Tragically, many businesses (and the families they support) are living on a knife edge. Something as common as a heart attack, long stay in hospital or permanent disablement could destroy everything. Only by considering what the future may hold and planning for those contingencies can you be certain that your business will be providing for you and your family for years to come.

How do I hold the insurance?

Once again this depends on your and the businesses’ unique requirements. There are three ways you can hold the insurance:

1. Self Ownership

The insurance is paid out to you as the outgoing partner if you are living, or if you are dead to your family (for example, into a Testamentary Trust Will). While this appears simple and clean, the tax office may state that your remaining partners acquired your interest in the business at no consideration. This means that the remaining partners may be left with a mammoth capital gains tax bill when they come to sell or transfer that part of the business they acquired from you.

2. Cross Ownership

If your partner suffers a trauma event or dies (or any triggering event you decide on) then the insurance is paid to you as the remaining partner. If you suffer an agreed triggering event then the insurance is paid to your partner. The potential problem with owning the insurance this way is that it is difficult to remove or add partners to your business. Everything has to be restructured each time there is a change in the partnership. Also trauma is generally subject to Capital Gains Tax.

3. Insurance Trust

If you suffer an "agreed triggering event" then the insurance proceeds are paid to a trust. The trustees can be your spouse and the remaining partners. The trustees follow the rules set out in the trust. They transfer the business and deal with the money. The problem here is that, in the hands of third parties, Trauma insurance (and sometimes Total & Permanent Disability insurance) can be subject to Capital Gains Tax.

Taxation, such as Capital Gains Tax and Income Tax, make getting proper structured advice from your Accountant,  Adviser and Tax Lawyer important.

Where Do I Go From Here?

Speak with your Adviser about the above insurance policies. Your Adviser also has a questionnaire to help guide you through some of the above decisions.

Please have your Lawyer, Accountant or Adviser ring us on 08 9325 7999 to make a time for you, your Accountant and Adviser to come into our office. You and your business are unique. Your Business Succession Plan is tailored to your individual requirements. We discuss your Business Succession Planning with you in light of what you need and the tax laws. We charge $374 per hour for the consultation. Your Adviser or Accountant can complete a Business Succession Instruction Form and facsimile it to us on 08 9325 5999.

Some of the issues we discuss to develop the plan include:

  • Who owns and runs my business after I am gone: my remaining partners? my family? our key employees? a competitor? an investor?
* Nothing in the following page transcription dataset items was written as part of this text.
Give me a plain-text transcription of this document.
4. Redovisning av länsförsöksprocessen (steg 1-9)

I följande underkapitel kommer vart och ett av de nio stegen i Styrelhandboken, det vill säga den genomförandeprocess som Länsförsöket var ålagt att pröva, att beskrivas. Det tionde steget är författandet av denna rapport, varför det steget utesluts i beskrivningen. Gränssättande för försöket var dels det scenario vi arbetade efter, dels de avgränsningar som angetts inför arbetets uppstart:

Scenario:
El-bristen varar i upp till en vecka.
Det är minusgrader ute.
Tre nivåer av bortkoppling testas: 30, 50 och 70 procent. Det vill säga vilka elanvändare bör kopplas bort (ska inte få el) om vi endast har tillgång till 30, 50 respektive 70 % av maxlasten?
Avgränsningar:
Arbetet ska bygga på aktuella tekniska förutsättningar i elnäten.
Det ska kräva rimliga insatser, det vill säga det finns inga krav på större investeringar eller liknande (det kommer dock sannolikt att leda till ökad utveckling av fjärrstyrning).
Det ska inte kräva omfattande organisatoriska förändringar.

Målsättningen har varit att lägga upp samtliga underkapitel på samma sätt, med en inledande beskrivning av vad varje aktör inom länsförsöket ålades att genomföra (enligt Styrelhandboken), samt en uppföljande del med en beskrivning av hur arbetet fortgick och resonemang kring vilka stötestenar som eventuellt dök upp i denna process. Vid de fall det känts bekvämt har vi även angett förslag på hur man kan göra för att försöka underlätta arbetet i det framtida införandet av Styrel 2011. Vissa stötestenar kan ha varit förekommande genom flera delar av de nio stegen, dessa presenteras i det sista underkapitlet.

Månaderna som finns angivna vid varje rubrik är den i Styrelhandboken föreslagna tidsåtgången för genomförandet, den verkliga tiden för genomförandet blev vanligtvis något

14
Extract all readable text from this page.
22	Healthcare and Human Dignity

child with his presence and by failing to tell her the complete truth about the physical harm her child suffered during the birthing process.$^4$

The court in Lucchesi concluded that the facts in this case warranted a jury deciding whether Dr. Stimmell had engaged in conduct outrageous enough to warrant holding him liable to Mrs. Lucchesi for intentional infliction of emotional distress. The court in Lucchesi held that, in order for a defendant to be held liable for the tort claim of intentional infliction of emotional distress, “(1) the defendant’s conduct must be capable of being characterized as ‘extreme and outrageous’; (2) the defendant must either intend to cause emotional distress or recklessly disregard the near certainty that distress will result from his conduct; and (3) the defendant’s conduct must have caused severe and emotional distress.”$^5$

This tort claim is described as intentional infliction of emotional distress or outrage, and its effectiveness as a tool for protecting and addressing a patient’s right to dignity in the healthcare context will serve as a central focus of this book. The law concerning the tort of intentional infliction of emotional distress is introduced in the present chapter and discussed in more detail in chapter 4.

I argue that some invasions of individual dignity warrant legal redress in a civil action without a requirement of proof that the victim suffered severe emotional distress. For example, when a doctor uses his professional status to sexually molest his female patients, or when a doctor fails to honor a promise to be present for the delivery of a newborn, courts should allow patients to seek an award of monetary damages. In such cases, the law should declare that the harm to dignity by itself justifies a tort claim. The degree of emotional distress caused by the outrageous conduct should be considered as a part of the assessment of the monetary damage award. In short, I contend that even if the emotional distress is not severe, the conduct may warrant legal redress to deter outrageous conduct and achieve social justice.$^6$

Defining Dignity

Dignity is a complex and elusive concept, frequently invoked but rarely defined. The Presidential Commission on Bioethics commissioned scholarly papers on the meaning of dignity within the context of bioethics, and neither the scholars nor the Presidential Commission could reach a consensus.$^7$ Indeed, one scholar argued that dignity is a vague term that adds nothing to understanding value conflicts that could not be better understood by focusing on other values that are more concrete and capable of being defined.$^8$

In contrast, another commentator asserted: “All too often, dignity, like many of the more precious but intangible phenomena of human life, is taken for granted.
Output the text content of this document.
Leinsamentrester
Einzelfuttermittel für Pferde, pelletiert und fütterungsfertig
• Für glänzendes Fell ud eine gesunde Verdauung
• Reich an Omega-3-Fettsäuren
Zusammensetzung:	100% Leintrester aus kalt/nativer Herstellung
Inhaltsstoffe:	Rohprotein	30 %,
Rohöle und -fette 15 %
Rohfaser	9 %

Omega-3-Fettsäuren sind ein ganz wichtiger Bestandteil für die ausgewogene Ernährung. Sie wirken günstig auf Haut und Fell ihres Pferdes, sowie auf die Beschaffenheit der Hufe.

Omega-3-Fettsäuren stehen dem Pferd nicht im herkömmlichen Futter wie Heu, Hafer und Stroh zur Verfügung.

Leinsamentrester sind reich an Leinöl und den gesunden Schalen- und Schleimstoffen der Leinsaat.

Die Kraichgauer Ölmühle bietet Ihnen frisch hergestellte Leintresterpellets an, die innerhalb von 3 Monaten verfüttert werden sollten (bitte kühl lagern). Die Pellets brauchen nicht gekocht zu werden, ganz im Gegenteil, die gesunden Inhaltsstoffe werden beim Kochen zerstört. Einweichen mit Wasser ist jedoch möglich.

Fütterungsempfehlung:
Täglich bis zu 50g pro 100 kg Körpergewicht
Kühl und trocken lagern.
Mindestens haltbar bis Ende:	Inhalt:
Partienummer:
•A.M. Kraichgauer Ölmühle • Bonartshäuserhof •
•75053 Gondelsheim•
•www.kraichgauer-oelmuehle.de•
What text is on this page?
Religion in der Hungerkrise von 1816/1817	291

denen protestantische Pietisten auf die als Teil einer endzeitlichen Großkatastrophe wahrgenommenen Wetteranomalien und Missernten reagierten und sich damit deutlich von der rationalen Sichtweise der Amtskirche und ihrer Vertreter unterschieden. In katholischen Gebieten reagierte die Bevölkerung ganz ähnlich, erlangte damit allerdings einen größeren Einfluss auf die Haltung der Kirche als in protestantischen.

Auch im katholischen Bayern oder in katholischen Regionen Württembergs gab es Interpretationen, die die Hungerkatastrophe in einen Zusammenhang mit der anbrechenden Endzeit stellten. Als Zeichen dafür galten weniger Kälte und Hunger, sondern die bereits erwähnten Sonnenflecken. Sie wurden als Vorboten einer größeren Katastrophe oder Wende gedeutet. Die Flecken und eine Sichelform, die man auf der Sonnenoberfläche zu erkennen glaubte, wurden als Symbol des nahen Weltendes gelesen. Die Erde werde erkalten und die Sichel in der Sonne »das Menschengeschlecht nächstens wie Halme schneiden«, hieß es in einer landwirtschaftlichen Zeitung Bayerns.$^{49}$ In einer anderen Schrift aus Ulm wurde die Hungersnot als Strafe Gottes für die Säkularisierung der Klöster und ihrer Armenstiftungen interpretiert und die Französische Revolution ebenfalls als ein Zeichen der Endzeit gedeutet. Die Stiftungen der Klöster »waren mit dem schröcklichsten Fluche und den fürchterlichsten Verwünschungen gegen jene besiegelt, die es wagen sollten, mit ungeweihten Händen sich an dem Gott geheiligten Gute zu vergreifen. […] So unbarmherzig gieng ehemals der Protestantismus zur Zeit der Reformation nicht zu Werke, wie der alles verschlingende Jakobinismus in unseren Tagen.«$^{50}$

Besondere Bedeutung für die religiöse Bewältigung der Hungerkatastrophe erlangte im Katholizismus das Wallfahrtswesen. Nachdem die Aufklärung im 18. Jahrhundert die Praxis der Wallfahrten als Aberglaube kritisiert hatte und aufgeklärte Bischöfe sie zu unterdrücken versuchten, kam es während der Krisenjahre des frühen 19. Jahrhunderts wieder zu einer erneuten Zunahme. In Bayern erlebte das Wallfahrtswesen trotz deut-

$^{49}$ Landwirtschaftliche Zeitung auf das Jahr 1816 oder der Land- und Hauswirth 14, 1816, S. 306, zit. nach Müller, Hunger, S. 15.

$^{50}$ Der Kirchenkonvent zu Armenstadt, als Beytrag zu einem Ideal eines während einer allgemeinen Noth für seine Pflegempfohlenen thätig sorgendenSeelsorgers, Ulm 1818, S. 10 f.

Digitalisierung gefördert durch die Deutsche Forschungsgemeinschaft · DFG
  • What do I want to accomplish in the Business Succession Plan? Perpetuate the business? Transfer the business to the remaining partners? Get a family member in control?

  • What is the business worth now? What is the business worth without me?

  • How is the business valued: agree the value now and index it for inflation, on a formula, or some other way?

  • When and how might I want to move out of the business? At a particular age? Over time? At a given profit level?

  • What age do I retire? 60? 65? never?

Before we prepare the legal documents necessary for the Business Succession Plan, we give you a written fixed quote. We fully inform you before you make your decision.